Era jueves y llegué al aeropuerto de Izmir dos horas antes de mi vuelo. Me tomé un te turco con baklava mientras esperaba a embarcar mi vuelo a Estambul. Delicia.
El cielo estaba casi negro y se notaba un viento frío. Pero nada que me alertase de manera especial. Esa mañana al despertar abrí la puerta de mi balcón que daba al mar egeo. Olía a sal, las nubes formaban bultos que parecían cargados de carbón y el horizonte estaba denso.
Despegamos con normalidad. Pasados 30 minutos empecé a notar turbulencias que no cedían y por momentos aumentaban con los estruendos de una tormenta que parecía perseguir nuestro avión. De repente empezamos a inclinarnos de un lado al otro con contundencia. Mientras flotábamos a la merced del viento. recordaba los cientos de aviones de papel que le hice a mi hija cuando era pequeña. Encendí mi pantalla para mirar el flight tracker. Vi con alivio que quedaban :20 minutos restantes de vuelo.
El avión se continuaba meneando. El resto de pasajeros se notaban intranquilos. Cuando quedaban sólo 4 minutos para aterrizar mi silla empezó a vibrar y a sacudir con una intensidad preocupante. Miré la pantalla y ponía que quedaban :25 minutos de vuelo. Después de un largo rato volví a mirar y otra vez quedaban menos de 5 minutos para aterrizar. Pero nuevamente volví a ver que restaban más de 20.
La ruta en la pantalla no tenía sentido. Parece que entrabamos en bucle. El piloto no decía nada. El avión continuaba zarandeándonos sin piedad. Miré a mi alrededor y había un silencio aterrador. Muchas personas tenían los ojos cerrados. El piloto por fin estableció comunicación y nos dijo que había una tormenta y que no lograríamos aterrizar en ninguno de los dos aeropuertos de Estambul.

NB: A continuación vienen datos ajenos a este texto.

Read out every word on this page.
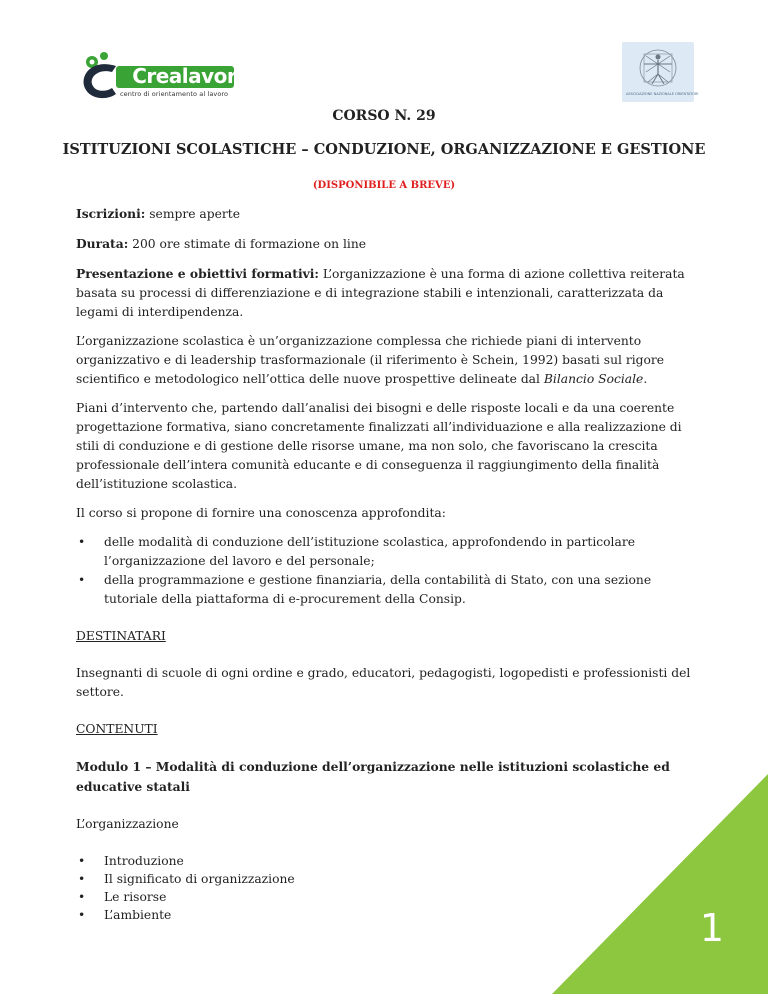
Crealavoro
centro di orientamento al lavoro	ASSOCIAZIONE NAZIONALE ORIENTATORI
CORSO N. 29
ISTITUZIONI SCOLASTICHE – CONDUZIONE, ORGANIZZAZIONE E GESTIONE
(DISPONIBILE A BREVE)

Iscrizioni: sempre aperte

Durata: 200 ore stimate di formazione on line

Presentazione e obiettivi formativi: L’organizzazione è una forma di azione collettiva reiterata basata su processi di differenziazione e di integrazione stabili e intenzionali, caratterizzata da legami di interdipendenza.

L’organizzazione scolastica è un’organizzazione complessa che richiede piani di intervento organizzativo e di leadership trasformazionale (il riferimento è Schein, 1992) basati sul rigore scientifico e metodologico nell’ottica delle nuove prospettive delineate dal Bilancio Sociale.

Piani d’intervento che, partendo dall’analisi dei bisogni e delle risposte locali e da una coerente progettazione formativa, siano concretamente finalizzati all’individuazione e alla realizzazione di stili di conduzione e di gestione delle risorse umane, ma non solo, che favoriscano la crescita professionale dell’intera comunità educante e di conseguenza il raggiungimento della finalità dell’istituzione scolastica.

Il corso si propone di fornire una conoscenza approfondita:

• delle modalità di conduzione dell’istituzione scolastica, approfondendo in particolare l’organizzazione del lavoro e del personale;
• della programmazione e gestione finanziaria, della contabilità di Stato, con una sezione tutoriale della piattaforma di e-procurement della Consip.

DESTINATARI

Insegnanti di scuole di ogni ordine e grado, educatori, pedagogisti, logopedisti e professionisti del settore.

CONTENUTI

Modulo 1 – Modalità di conduzione dell’organizzazione nelle istituzioni scolastiche ed educative statali

L’organizzazione

• Introduzione
• Il significato di organizzazione
• Le risorse
• L’ambiente	1
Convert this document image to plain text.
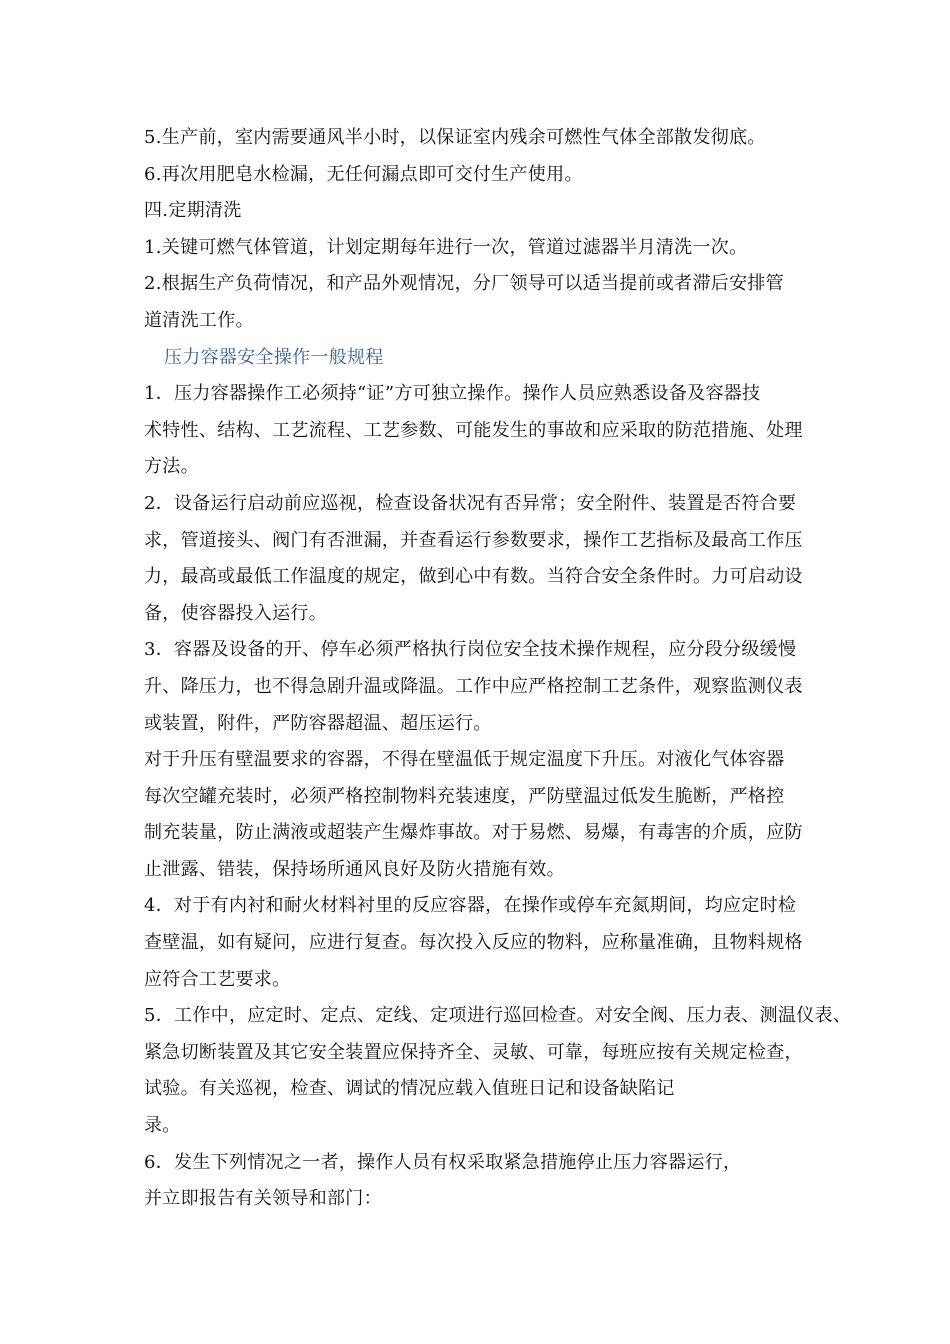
5.生产前，室内需要通风半小时，以保证室内残余可燃性气体全部散发彻底。
6.再次用肥皂水检漏，无任何漏点即可交付生产使用。
四.定期清洗
1.关键可燃气体管道，计划定期每年进行一次，管道过滤器半月清洗一次。
2.根据生产负荷情况，和产品外观情况，分厂领导可以适当提前或者滞后安排管
道清洗工作。
压力容器安全操作一般规程
1．压力容器操作工必须持“证”方可独立操作。操作人员应熟悉设备及容器技
术特性、结构、工艺流程、工艺参数、可能发生的事故和应采取的防范措施、处理
方法。
2．设备运行启动前应巡视，检查设备状况有否异常；安全附件、装置是否符合要
求，管道接头、阀门有否泄漏，并查看运行参数要求，操作工艺指标及最高工作压
力，最高或最低工作温度的规定，做到心中有数。当符合安全条件时。力可启动设
备，使容器投入运行。
3．容器及设备的开、停车必须严格执行岗位安全技术操作规程，应分段分级缓慢
升、降压力，也不得急剧升温或降温。工作中应严格控制工艺条件，观察监测仪表
或装置，附件，严防容器超温、超压运行。
对于升压有壁温要求的容器，不得在壁温低于规定温度下升压。对液化气体容器
每次空罐充装时，必须严格控制物料充装速度，严防壁温过低发生脆断，严格控
制充装量，防止满液或超装产生爆炸事故。对于易燃、易爆，有毒害的介质，应防
止泄露、错装，保持场所通风良好及防火措施有效。
4．对于有内衬和耐火材料衬里的反应容器，在操作或停车充氮期间，均应定时检
查壁温，如有疑问，应进行复查。每次投入反应的物料，应称量准确，且物料规格
应符合工艺要求。
5．工作中，应定时、定点、定线、定项进行巡回检查。对安全阀、压力表、测温仪表、
紧急切断装置及其它安全装置应保持齐全、灵敏、可靠，每班应按有关规定检查，
试验。有关巡视，检查、调试的情况应载入值班日记和设备缺陷记
录。
6．发生下列情况之一者，操作人员有权采取紧急措施停止压力容器运行，
并立即报告有关领导和部门：
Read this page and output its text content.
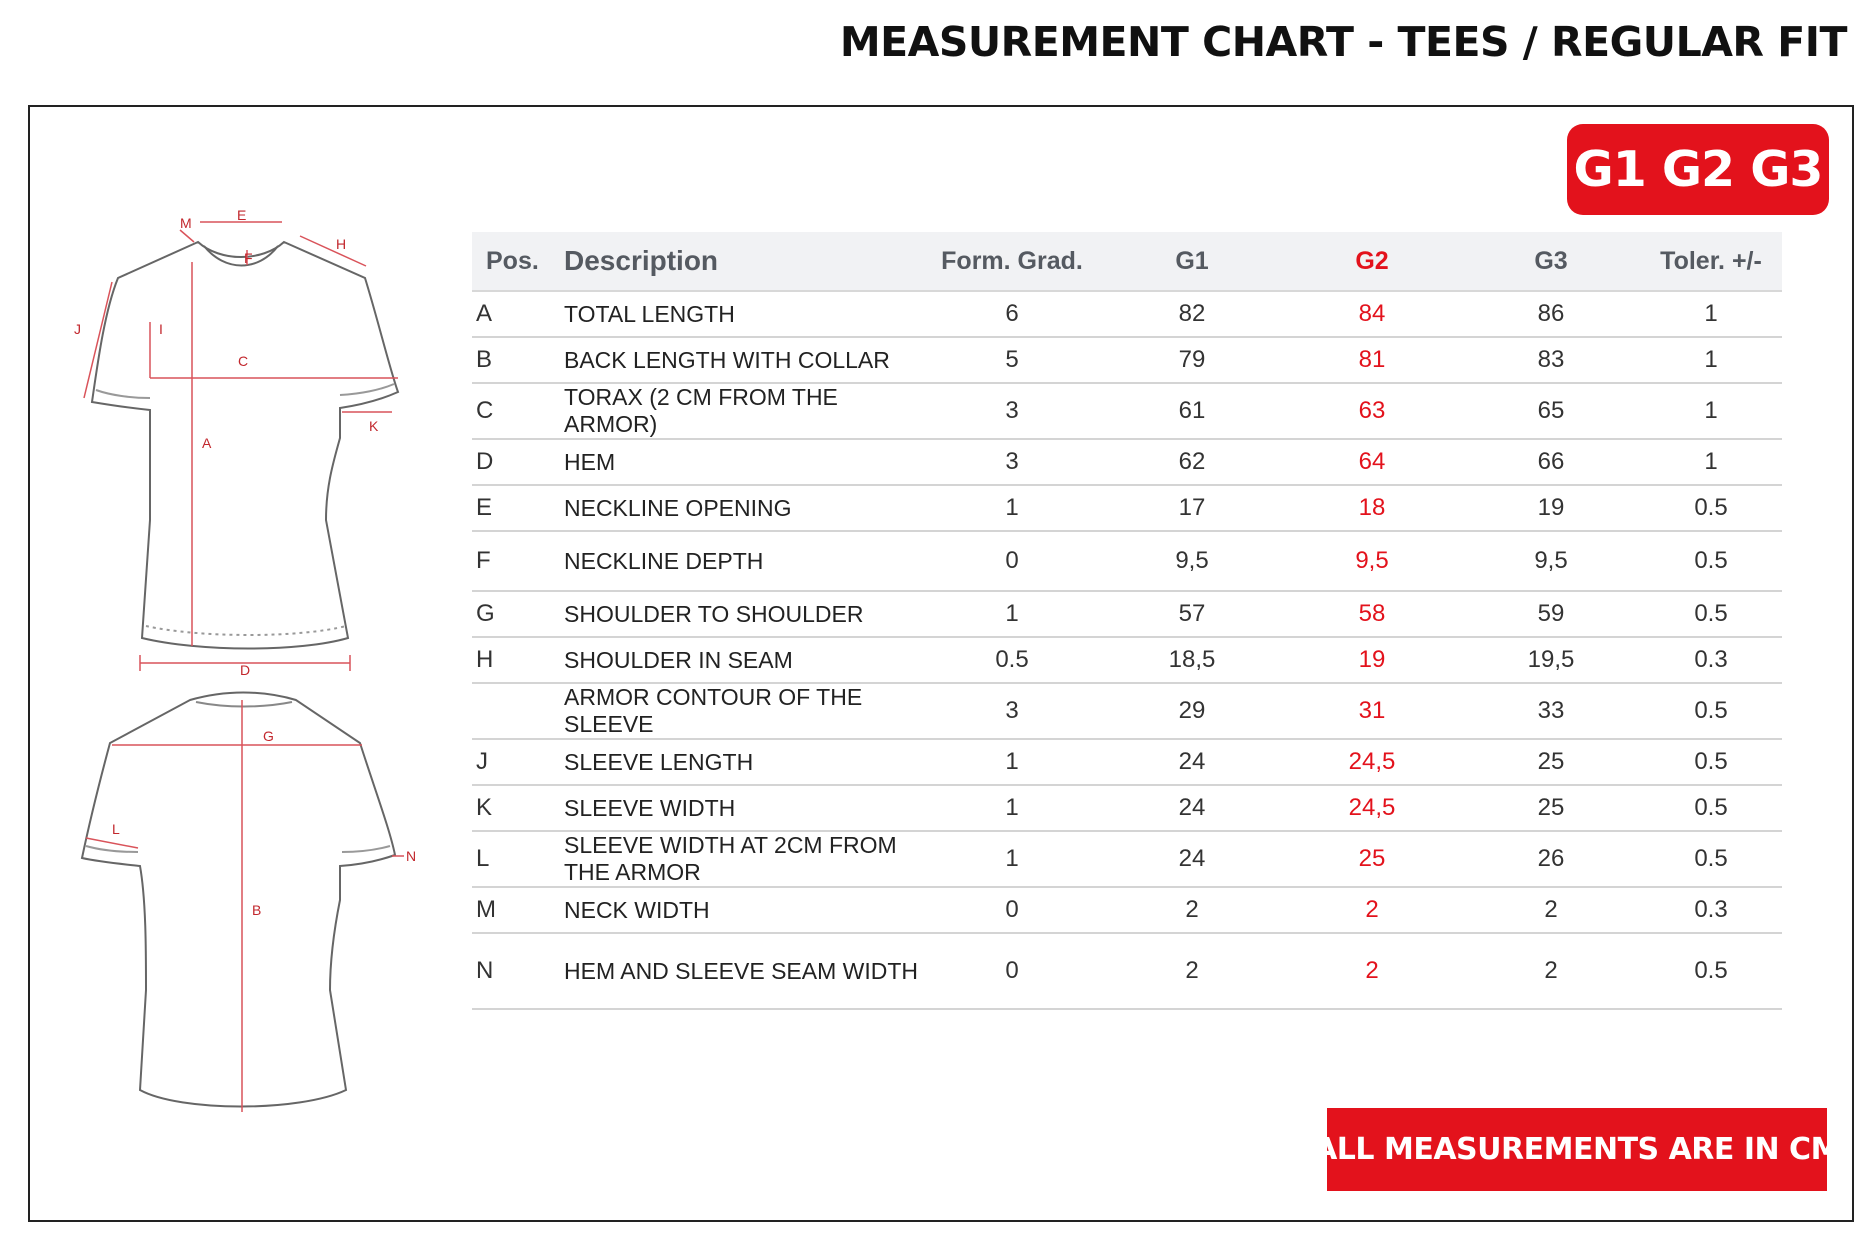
MEASUREMENT CHART - TEES / REGULAR FIT
G1 G2 G3
M	E
F
H
J	I
C
K
A
D
G
L
N
B
Pos.	Description	Form. Grad.	G1	G2	G3	Toler. +/-
A	TOTAL LENGTH	6	82	84	86	1
B	BACK LENGTH WITH COLLAR	5	79	81	83	1
C	TORAX (2 CM FROM THE ARMOR)	3	61	63	65	1
D	HEM	3	62	64	66	1
E	NECKLINE OPENING	1	17	18	19	0.5
F	NECKLINE DEPTH	0	9,5	9,5	9,5	0.5
G	SHOULDER TO SHOULDER	1	57	58	59	0.5
H	SHOULDER IN SEAM	0.5	18,5	19	19,5	0.3
	ARMOR CONTOUR OF THE SLEEVE	3	29	31	33	0.5
J	SLEEVE LENGTH	1	24	24,5	25	0.5
K	SLEEVE WIDTH	1	24	24,5	25	0.5
L	SLEEVE WIDTH AT 2CM FROM THE ARMOR	1	24	25	26	0.5
M	NECK WIDTH	0	2	2	2	0.3
N	HEM AND SLEEVE SEAM WIDTH	0	2	2	2	0.5
ALL MEASUREMENTS ARE IN CM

Al rato el piloto nos explicó que procederíamos a desviarnos a la ciudad de Bursa. Entre tanto, ya había empezado el coro de gente vomitando y se oía algún que otro sollozo entre la vibración del avión por un viento que luego descubrí en las noticas alcanzó los 130km/hora. Cerré los ojos y me agarré de la silla del frente. Oí un estruendo que me forzó a abrir los ojos. Noté que mis dedos estaban agarrotados de sostener la silla con tanta fuerza. Me ardían los ojos. Descubrí que había llorado tanto que se mezclaba mi crema de cara con las lagrimas y la combinación quemaba mis ojos.
Logré recordar las palabras de David Hawkins: "nuestras reacciones, también el miedo y el pánico, son una elección..." Entonces tuve un pensamiento que me situó para poder componerme y aceptar el resultado de esta experiencia con plenitud y gratitud: ¡mi hija ha cumplido su primer ciclo de 7 años de vida! He logrado criar a Alexandra Caro Nita hasta los 8 años. Que regalo más estupendo. Mi nena tiene una muy buena base para afrontar la vida. Está rodeada de gente que le quiere. Su padre le adora y si crece a su lado, Alexandra será la que cría al padre. Que experiencia más enriquecedora para ella. Que suerte de vida.
Me sentí liberada. Plena. Preparada para morir si era lo que tocaba. Afortunadamente aterrizamos en Bursa y las 3 horas que tuvimos que esperar dentro del avión con el olor a vomito mientras que los servicios de emergencia atendían a otros pasajeros que necesitaban cuidados médicos me supieron a gloria.
Mientras repostaban combustible el piloto nos explicó que volveríamos a despegar e "intentaríamos" otra vez el aterrizaje en Estambul. Claro, lo normal es que te avisen que aterrizarás en tu destino.. no que se hará un "intento" de aterrizar. Me entró la risa. Nos reímos varios.
De normal el vuelo de Izmir a Estambul tarda una hora. Llegamos a Estambul cinco horas después de despegar de Izmir y al bajar del avión me hice una nota mental de no dar por hecho algo tan importante como poder pisar tierra firme.